Atticus Lish wins PEN/Faulkner for debut novel “Preparation for the Next Life”

He is honored for his debut novel, Preparation for the Next Life.

Atticus Lish

Atticus Lish ’93 has been named the winner of the 2015 PEN/Faulkner award, which recognizes works of fiction by American authors.

Preparation for the Next Life tells the love story of a Chinese Muslim immigrant and an Iraq war veteran, who meet at a food court in New York City. Lish—son of Gordon Lish, the editor of Raymond Carver, Richard Ford, and Briggs-Copeland Lecturer Amy Hempel, among others—chose to place his debut novel with the small independent publisher Tyrant Books. The company initially printed a run of only 3,500 paperback copies (still the largest it had ever produced); it had to order an additional 10,000 when the book received high praise in The New York Times, The New York Review of Books, and elsewhere.

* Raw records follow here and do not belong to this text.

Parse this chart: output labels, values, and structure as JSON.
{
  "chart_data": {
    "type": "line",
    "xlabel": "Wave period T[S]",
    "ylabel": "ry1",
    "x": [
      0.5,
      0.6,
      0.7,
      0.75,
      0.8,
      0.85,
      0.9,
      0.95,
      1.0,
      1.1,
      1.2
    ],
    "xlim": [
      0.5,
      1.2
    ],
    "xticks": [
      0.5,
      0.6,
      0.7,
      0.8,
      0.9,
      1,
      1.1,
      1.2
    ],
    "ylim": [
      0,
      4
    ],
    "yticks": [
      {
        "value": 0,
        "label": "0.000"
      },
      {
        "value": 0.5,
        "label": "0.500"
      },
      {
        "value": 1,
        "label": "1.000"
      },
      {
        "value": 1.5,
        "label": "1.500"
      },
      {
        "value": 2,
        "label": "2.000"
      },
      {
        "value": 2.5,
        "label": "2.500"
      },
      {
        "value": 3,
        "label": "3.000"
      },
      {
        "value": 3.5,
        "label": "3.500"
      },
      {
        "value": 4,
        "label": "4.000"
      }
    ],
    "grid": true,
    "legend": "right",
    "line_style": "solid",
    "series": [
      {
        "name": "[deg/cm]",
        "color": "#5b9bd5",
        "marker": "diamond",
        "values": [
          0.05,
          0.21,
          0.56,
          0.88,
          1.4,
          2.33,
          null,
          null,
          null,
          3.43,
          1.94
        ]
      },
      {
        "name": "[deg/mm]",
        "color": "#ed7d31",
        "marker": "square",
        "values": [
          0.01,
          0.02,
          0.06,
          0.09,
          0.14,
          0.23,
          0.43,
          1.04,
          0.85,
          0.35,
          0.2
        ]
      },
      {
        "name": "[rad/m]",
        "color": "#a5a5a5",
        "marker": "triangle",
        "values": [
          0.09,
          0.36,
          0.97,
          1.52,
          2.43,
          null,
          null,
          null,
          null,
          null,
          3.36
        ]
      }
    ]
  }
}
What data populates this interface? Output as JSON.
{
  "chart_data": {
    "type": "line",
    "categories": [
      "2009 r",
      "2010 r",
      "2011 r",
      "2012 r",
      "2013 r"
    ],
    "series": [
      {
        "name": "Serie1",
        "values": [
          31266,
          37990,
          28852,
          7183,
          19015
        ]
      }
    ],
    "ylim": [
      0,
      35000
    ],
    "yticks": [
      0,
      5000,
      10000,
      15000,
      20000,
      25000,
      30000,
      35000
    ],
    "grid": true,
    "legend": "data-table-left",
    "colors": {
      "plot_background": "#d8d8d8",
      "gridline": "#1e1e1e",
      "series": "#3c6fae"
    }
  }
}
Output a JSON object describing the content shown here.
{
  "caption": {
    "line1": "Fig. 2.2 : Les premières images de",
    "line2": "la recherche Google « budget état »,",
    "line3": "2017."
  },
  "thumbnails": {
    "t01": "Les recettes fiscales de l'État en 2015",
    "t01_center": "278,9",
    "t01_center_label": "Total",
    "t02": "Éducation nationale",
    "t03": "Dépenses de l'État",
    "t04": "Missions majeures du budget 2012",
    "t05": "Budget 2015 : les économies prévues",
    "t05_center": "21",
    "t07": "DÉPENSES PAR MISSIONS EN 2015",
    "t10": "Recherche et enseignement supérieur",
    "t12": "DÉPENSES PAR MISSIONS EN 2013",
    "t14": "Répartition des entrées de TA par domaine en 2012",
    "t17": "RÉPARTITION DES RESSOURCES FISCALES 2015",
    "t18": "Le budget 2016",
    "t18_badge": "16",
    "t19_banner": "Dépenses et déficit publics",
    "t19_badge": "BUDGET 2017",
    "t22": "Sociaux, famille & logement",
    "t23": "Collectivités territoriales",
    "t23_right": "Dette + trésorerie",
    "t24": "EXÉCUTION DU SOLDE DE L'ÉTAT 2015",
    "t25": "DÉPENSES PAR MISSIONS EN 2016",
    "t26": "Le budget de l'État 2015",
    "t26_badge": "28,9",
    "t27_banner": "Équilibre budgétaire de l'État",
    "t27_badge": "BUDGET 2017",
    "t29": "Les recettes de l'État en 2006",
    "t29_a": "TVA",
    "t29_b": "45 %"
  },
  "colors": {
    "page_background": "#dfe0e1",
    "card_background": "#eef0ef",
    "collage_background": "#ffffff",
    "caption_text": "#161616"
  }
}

The author dropped out of Harvard two years into his undergraduate career, taking a series of blue-collar jobs and enlisting in the Marines before he returned to the University in his mid thirties; his courses at that time included a fiction workshop. In one sense, however, his writing career began far earlier: Don DeLillo, a friend of his father’s, borrowed an extract from one of Lish’s fourth-grade compositions to end his novel The Names.

Lish and the other four finalists will give readings, and be recognized, at a ceremony on May 2.